Quand comprendrez-vous que cette politique est une faillite ? Il n’y a de reconquête industrielle possible qu’en s’opposant aux licenciements boursiers, en confortant les droits des salariés comme nous l’avons proposé, en encourageant ceux qui investissent, créent des emplois et en pénalisant ceux qui privilégient d’abord la financiarisation. C’est seulement ainsi, monsieur le ministre, que nous enrayerons le déclin industriel de notre pays !
M. le président. La parole est à M. le ministre de l’économie, de l’industrie et du numérique.
M. Emmanuel Macron, ministre de l’économie, de l’industrie et du numérique. Je vous remercie, monsieur le député, de l’exercice d’exégèse auquel vous venez de vous livrer, mais je crains que vous n’ayez quelque peu déformé mes propos. Je défendrai en tout cas ici leur esprit.
Non, il n’y aura pas de réindustrialisation du pays contre les entreprises ou sans les entreprises.
Mme Claude Greff. Il y a déjà l’école sans enseignants, et la médecine sans médecins !
M. Guy Geoffroy. Et le Gouvernement sans ministres !
M. Emmanuel Macron, ministre. Non, il n’y aura pas de réindustrialisation du pays si nous ne modernisons pas ensemble notre tissu économique. Et oui, les responsables de la désindustrialisation du pays, ce sont, vous avez raison de le dire, les employeurs cyniques, les défaitistes, ceux qui pensent que produire en France n’est plus possible, ceux qui font, décident, chaque jour, des arbitrages contre le tissu productif français, mais aussi celles et ceux qui refusent ensemble de faire des efforts, celles et ceux qui, trop souvent, bloquent, celles et ceux qui refusent le dialogue social. Donc, oui, la réindustrialisation que nous proposons, au-delà de la démarche que je viens de décrire et de celle des plans, c’est celle de la modernisation du pays, qui a commencé au mois de mai 2012…
M. Patrice Verchère. On est mal barrés !
M. Emmanuel Macron, ministre. …celle qui consiste à faire entrer les représentants des salariés au conseil d’administration des grands groupes pour leur faire partager l’information, celle qui consiste à mieux anticiper les conflits sociaux grâce à la loi de sécurisation de l’emploi,…
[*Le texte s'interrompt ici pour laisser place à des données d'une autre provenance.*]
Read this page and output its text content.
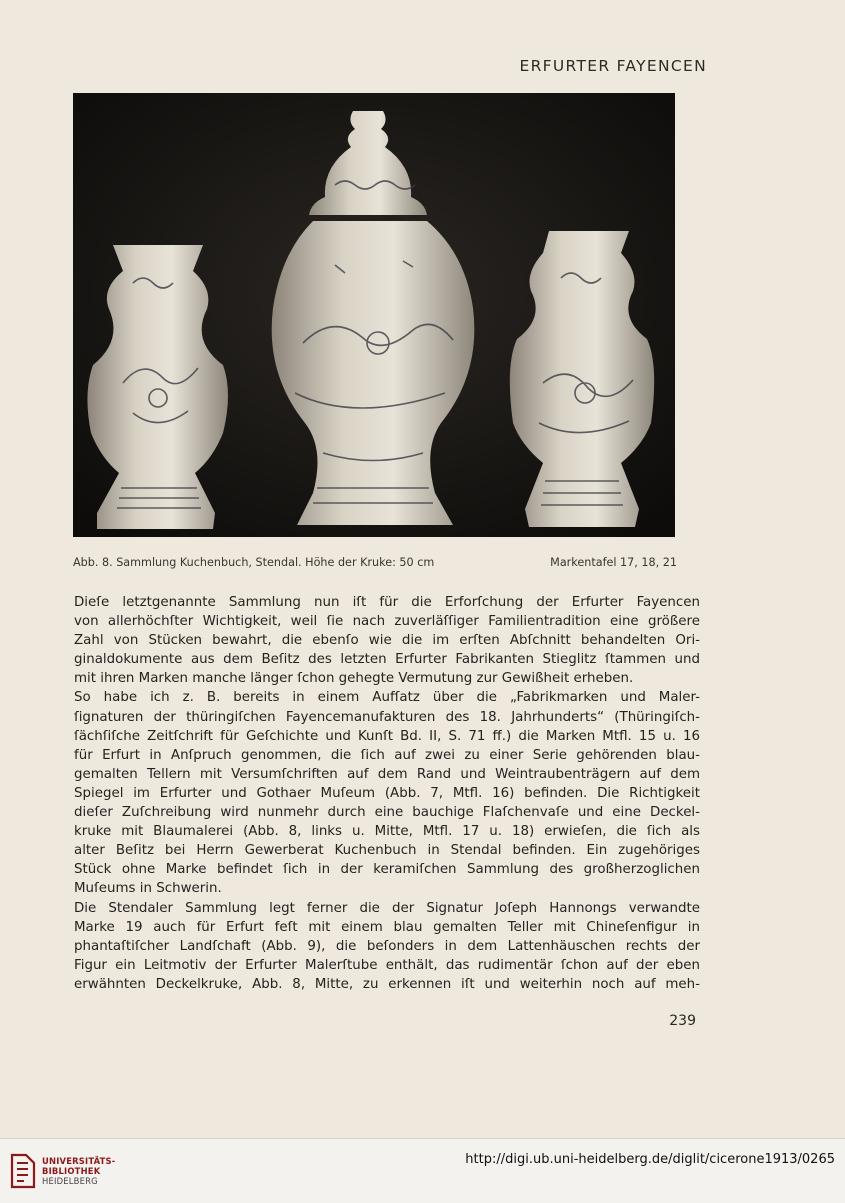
ERFURTER FAYENCEN
Abb. 8. Sammlung Kuchenbuch, Stendal. Höhe der Kruke: 50 cm	Markentafel 17, 18, 21

Dieſe letztgenannte Sammlung nun iſt für die Erforſchung der Erfurter Fayencen
von allerhöchſter Wichtigkeit, weil ſie nach zuverläſſiger Familientradition eine größere
Zahl von Stücken bewahrt, die ebenſo wie die im erſten Abſchnitt behandelten Ori-
ginaldokumente aus dem Beſitz des letzten Erfurter Fabrikanten Stieglitz ſtammen und
mit ihren Marken manche länger ſchon gehegte Vermutung zur Gewißheit erheben.

So habe ich z. B. bereits in einem Aufſatz über die „Fabrikmarken und Maler-
ſignaturen der thüringiſchen Fayencemanufakturen des 18. Jahrhunderts“ (Thüringiſch-
ſächſiſche Zeitſchrift für Geſchichte und Kunſt Bd. II, S. 71 ff.) die Marken Mtfl. 15 u. 16
für Erfurt in Anſpruch genommen, die ſich auf zwei zu einer Serie gehörenden blau-
gemalten Tellern mit Versumſchriften auf dem Rand und Weintraubenträgern auf dem
Spiegel im Erfurter und Gothaer Muſeum (Abb. 7, Mtfl. 16) befinden. Die Richtigkeit
dieſer Zuſchreibung wird nunmehr durch eine bauchige Flaſchenvaſe und eine Deckel-
kruke mit Blaumalerei (Abb. 8, links u. Mitte, Mtfl. 17 u. 18) erwieſen, die ſich als
alter Beſitz bei Herrn Gewerberat Kuchenbuch in Stendal befinden. Ein zugehöriges
Stück ohne Marke befindet ſich in der keramiſchen Sammlung des großherzoglichen
Muſeums in Schwerin.

Die Stendaler Sammlung legt ferner die der Signatur Joſeph Hannongs verwandte
Marke 19 auch für Erfurt feſt mit einem blau gemalten Teller mit Chineſenfigur in
phantaſtiſcher Landſchaft (Abb. 9), die beſonders in dem Lattenhäuschen rechts der
Figur ein Leitmotiv der Erfurter Malerſtube enthält, das rudimentär ſchon auf der eben
erwähnten Deckelkruke, Abb. 8, Mitte, zu erkennen iſt und weiterhin noch auf meh-

239
UNIVERSITÄTS-
BIBLIOTHEK
HEIDELBERG
http://digi.ub.uni-heidelberg.de/diglit/cicerone1913/0265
M. Céleste Lett. Quelle prétention !
M. Emmanuel Macron, ministre. …en permettant, précisément, de développer la gestion prévisionnelle des emplois et des compétences – GPEC –, celle qui permet de déconflictualiser ces grands licenciements collectifs, pour éviter de détruire de l’emploi, celle qui permet de mettre en place des accords de maintien de l’emploi défensifs pour prévenir plutôt que guérir ou réparer, celle qui permet, à travers la loi que défend en ce moment François Rebsamen devant votre assemblée, de moderniser le dialogue social pour qu’il soit de meilleure qualité et prévienne plutôt qu’il ne guérisse, ce dialogue social qui va vers la co-détermination, vers une coresponsabilité, vers une alliance des producteurs, de celles et ceux qui font l’entreprise, ceux qui ont le capital, qui prennent des risques, ceux qui travaillent chaque jour, qui prennent des risques avec eux. C’est en réconciliant cette collectivité que nous réussirons, pas en y cultivant l’opposition de manière factice. (Applaudissements sur plusieurs bancs du groupe SRC.)